O corpo é apenas força física, o espírito é força consciente. Mas tem o homem grande responsabilidade com sua vestimenta carnal, cabendo-lhe preservá-la para que não se impurifique e se degrade, porque ela abriga o espírito enquanto durar sua incursão terrena. E eis então que a morte não existe: com o desenlace, ocorre apenas que o espírito despe-se da vestimenta. Mortos, portanto, não falam (e têm razão os que o afirmam), simplesmente porque mortos não existem...
O espírito comanda o corpo, dá-lhe autenticidade, permite-lhe que se movimente, que funcionem seu intelecto e todos os seus órgãos. O espírito é a vida de Deus no homem. E como tal, tudo pode. Manifesta-se não pela razão, que é analítica, mas pela intuição. A intuição não comete equívocos. Costuma-se dizer que é a voz do coração.
Uma só energia comanda todas as coisas do universo cósmico, e tudo é uma só unidade. O homem, portanto, não é pequeno, porque partícula da Soma divina. É certo, sim - e não há doutrina que pense diferente - que essa partícula individualizada tem uma só vida, que se originou nos tempos eternos e durará todo o sempre; por isso que cada ser não é novo no universo e não tem a idade de seu registro de nascimento. Mas essa vida única, nunca truncada, veio experienciando sucessivas passagens pela densidade da matéria. Por isso a memória de experiências precedentes. Temos admitido que somos eternos, não? Não seríamos eternos se houvéssemos tido começo apenas na vida que hoje vivemos, porque eternidade pressupõe sem princípio nem fim. O que nasceu no dia de nosso aniversário foi apenas este corpo que temos. O espírito - a única vida - preexistia.
Óbvio que o poder não está na fisicalidade do homem. Está em sua substância cósmica, que é o seu substrato. O mundo carnal é o ilusório, o mundo espiritual é a realidade. O anormal é estarmos habitando este corpo carnal, o normal é retornarmos à integralidade de nossa dimensão etérica. E por que estamos aqui, desta forma humana? Porque viemos para divinizar a Terra. E, quase que invariavelmente, por nossa livre vontade, cooperando com os planos de Deus para este mundo, uma de suas muitas moradas. Por isto nos permitiu o livre arbítrio.

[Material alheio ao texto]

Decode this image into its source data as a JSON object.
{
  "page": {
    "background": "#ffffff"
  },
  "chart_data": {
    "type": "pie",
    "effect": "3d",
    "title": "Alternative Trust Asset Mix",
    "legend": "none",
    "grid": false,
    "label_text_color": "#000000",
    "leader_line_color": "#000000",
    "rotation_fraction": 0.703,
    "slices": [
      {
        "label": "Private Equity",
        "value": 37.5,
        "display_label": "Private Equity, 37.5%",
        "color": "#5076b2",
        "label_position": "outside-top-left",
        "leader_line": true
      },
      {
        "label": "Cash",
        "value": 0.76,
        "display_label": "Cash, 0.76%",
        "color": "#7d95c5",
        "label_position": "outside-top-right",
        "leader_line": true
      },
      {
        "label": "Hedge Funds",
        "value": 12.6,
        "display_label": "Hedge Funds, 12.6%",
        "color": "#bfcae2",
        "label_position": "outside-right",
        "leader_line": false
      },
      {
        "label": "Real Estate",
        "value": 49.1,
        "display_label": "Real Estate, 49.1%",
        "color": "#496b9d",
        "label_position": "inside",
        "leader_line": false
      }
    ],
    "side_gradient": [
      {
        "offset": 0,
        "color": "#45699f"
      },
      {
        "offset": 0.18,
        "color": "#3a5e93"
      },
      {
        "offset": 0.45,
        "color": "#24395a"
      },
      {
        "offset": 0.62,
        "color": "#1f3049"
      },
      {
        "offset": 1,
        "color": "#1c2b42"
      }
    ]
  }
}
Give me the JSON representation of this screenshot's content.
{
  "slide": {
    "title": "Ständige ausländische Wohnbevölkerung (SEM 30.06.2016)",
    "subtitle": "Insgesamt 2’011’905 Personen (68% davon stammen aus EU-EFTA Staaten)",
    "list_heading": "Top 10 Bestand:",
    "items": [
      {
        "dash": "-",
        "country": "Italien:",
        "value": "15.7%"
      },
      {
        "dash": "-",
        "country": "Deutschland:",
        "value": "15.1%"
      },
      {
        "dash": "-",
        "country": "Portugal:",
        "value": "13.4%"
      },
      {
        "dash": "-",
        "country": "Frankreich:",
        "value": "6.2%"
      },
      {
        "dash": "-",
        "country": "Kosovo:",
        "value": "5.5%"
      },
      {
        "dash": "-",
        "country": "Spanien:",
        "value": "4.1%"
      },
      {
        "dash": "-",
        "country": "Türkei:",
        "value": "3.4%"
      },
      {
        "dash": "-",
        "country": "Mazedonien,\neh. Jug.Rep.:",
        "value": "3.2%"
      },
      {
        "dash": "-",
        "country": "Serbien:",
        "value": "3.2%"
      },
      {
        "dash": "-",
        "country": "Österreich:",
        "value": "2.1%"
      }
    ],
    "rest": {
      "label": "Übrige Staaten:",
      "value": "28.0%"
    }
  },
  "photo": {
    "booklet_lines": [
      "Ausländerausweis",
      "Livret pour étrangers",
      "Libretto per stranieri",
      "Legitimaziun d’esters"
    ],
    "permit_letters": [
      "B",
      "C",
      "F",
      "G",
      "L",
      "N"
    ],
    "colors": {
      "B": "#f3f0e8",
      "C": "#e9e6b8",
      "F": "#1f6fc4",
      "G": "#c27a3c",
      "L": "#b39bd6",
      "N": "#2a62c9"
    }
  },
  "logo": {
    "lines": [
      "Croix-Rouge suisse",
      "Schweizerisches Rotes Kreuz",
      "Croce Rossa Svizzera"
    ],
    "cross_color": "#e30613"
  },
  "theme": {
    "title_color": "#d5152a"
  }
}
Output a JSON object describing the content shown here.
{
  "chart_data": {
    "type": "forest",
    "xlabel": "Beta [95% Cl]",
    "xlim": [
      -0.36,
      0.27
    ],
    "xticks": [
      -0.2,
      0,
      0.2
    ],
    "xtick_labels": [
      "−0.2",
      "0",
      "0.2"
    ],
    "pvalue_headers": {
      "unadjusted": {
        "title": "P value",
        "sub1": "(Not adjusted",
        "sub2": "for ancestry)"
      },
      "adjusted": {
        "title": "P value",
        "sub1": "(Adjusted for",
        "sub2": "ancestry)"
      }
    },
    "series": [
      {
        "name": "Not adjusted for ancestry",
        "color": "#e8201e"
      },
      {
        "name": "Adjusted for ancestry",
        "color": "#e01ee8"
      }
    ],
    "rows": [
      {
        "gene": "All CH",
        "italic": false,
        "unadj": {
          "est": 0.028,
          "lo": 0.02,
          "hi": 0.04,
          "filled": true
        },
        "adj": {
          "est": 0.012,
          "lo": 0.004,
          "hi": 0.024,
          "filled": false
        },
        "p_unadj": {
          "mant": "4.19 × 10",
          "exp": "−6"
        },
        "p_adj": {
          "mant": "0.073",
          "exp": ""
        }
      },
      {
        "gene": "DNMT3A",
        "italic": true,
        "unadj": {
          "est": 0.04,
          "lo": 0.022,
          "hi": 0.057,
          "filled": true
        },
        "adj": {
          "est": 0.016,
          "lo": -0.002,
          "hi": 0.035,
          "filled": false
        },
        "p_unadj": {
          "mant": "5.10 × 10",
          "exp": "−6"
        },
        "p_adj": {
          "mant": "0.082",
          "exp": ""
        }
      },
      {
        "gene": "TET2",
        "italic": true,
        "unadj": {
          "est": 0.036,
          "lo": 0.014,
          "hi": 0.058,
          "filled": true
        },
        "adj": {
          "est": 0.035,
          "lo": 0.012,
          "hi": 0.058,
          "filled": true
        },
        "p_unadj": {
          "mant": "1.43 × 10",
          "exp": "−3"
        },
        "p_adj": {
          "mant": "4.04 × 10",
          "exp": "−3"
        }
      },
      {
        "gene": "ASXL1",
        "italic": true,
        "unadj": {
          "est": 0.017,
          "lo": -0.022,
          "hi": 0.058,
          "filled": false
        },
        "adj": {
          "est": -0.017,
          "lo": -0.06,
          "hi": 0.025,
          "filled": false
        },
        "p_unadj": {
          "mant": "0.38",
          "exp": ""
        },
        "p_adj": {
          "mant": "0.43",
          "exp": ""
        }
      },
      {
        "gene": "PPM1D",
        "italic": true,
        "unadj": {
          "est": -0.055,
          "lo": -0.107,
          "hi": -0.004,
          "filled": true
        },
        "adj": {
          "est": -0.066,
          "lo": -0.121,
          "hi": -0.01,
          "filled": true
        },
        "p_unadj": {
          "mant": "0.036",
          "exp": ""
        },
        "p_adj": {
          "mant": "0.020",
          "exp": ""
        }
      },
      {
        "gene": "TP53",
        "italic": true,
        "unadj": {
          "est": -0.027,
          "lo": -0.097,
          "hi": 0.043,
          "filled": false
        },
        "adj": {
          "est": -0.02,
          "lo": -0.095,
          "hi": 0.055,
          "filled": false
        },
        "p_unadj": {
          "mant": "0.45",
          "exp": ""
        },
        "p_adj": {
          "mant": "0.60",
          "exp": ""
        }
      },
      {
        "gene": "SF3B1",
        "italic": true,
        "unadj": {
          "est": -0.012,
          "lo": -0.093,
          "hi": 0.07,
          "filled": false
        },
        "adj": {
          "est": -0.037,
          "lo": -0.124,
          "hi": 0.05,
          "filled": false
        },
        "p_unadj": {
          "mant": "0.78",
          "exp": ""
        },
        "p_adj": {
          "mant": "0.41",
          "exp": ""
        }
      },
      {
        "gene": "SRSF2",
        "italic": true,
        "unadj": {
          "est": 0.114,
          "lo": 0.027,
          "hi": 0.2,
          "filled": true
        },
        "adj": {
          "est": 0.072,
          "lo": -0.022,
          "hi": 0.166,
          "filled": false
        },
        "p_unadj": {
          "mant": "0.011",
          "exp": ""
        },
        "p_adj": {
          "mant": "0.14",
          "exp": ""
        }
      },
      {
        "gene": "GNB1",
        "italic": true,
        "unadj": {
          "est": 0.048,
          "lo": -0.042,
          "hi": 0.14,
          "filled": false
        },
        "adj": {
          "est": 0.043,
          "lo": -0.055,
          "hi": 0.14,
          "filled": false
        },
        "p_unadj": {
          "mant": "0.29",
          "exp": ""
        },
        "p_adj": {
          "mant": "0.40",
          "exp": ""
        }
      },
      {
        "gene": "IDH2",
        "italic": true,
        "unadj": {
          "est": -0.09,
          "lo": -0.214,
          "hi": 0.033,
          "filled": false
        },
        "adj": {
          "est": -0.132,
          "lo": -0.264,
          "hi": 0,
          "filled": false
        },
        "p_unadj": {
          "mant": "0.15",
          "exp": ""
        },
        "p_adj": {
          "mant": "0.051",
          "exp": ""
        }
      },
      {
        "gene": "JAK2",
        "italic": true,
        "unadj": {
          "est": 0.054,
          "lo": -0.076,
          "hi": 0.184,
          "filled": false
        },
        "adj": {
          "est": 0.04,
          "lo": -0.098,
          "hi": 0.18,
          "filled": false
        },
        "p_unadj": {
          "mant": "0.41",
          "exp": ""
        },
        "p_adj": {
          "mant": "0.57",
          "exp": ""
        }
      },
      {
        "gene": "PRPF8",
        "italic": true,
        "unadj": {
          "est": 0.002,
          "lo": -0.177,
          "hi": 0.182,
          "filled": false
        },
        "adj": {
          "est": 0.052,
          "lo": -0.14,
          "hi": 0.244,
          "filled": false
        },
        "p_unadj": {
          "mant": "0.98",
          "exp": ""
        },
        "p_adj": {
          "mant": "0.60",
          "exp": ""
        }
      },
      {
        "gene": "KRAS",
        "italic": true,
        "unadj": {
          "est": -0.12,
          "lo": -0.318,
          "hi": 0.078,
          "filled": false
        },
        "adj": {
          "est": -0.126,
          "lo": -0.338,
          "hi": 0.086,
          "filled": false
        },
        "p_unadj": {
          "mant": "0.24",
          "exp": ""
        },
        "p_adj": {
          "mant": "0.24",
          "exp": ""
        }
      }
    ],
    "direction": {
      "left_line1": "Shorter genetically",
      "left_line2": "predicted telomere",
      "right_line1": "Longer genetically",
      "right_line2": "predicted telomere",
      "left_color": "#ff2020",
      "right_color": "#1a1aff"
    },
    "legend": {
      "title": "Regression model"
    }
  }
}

Somos oriundos de muitas origens e muito mais velhos do que nos supomos. Por isso que não podemos nos limitar ao nível dos nossos cinco sentidos. Tudo é uma só consciência, fazemos parte dela; então, nem que o quiséssemos conseguiríamos nos apartar. Mesmo os que temporariamente se dispersam, ainda assim não se apartam.
A que nos vem de dentro, esta é a palavra da verdade, porque esta tem origem genuína, insuspeita, por que oriunda da Grande Fonte. Não é de sabedoria darmos validade, a piori, às coisas que nos chegam de fora (estes escritos incluídos), quando ainda não escutamos nossa voz interior. Se nos sintonizarmos com ela não cometeremos equívocos. Não podemos permitir, por comodidade e preguiça mental, que outras cabeças pensem e decidam por nós, que vozes de fora nos aprisionem em idéias de pequenez. Porque todos nascemos livres e para ser livres.